You see, once again, Joe is trying to convince the audience that his actions are justified in the name of love, but this time he wants to change for the better. Deceiving the audience into thinking he can somehow be saved when it boils down to the type of person he is, he’s a murderer. The season focuses on Joe trying to get away and make up for his past actions by uncovering who is blackmailing him and later finding out he was blackmailing himself, but his past self or ruthless first season, Joe is trying to show him no matter how much he thinks he has changed, he will never change. This is shown through Joe’s subconscious creating a personality out of someone he thought he could be by that personality doing all of the hard traumatic tasks of killing people while Joe does not remember a thing.

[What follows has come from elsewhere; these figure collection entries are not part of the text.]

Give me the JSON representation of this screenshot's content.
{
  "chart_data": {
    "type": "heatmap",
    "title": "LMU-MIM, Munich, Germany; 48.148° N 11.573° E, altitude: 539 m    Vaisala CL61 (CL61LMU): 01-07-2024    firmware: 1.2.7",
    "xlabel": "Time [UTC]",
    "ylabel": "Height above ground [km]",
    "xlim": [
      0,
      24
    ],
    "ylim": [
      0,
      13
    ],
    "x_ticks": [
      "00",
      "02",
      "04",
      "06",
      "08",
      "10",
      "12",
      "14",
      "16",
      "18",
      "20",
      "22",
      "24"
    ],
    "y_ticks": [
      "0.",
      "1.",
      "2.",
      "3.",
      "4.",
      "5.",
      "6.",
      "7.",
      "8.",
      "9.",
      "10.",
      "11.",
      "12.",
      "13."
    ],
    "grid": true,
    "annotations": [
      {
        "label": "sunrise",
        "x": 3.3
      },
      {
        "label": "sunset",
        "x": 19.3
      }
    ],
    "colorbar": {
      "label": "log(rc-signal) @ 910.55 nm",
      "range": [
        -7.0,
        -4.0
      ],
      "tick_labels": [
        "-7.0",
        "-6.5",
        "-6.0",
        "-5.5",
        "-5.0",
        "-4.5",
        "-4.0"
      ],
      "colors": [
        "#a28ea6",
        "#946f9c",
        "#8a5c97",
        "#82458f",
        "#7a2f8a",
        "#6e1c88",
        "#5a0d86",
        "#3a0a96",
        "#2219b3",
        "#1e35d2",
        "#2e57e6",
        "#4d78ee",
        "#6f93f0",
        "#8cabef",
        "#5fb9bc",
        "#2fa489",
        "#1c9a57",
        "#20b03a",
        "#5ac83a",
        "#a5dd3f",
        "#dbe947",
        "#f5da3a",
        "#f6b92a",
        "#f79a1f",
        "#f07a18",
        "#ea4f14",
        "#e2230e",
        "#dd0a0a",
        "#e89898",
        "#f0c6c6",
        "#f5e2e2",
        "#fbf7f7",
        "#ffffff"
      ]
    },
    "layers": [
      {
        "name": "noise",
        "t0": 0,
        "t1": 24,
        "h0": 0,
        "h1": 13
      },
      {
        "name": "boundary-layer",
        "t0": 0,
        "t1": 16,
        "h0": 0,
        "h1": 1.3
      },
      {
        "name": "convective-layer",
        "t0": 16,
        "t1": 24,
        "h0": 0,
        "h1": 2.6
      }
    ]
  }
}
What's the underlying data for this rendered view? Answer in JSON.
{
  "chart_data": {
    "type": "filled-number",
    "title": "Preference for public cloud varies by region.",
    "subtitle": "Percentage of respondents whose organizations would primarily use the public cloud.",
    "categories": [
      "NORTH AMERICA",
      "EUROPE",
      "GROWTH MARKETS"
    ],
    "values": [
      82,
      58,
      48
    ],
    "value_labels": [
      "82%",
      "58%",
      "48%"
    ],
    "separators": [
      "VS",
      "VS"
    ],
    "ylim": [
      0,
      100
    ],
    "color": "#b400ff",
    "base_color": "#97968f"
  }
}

The entire time Joe is telling himself that he is a murderer and there is nothing he can do to change that, and the more he tries to be a good person and help people, the more damage he ends up doing. 

 

Finally, accepting the person he is instead of running himself, the pattern of murdering and cover-ups continue, except Joe is back in the place where he vowed never to go back again, NYC. His current girlfriend and her connections allowed them to erase any evidence pointing to Joe from any criminal activity relating to Joe, where they both accepted who they are as people and worked to be better. Joe has different ideas. In the final scene, you see Joe looking out over central park, but in the reflection you see his subconscious smiling and Joe talking about how now he will be able to complete him in the city where he started everything. Joe believes because of his new love and her connections he will now be able to kill freely and not worry about the consequences, confirming Joe is, in fact, a murderer and will never change any matter how he tries to justify it, murder is murder.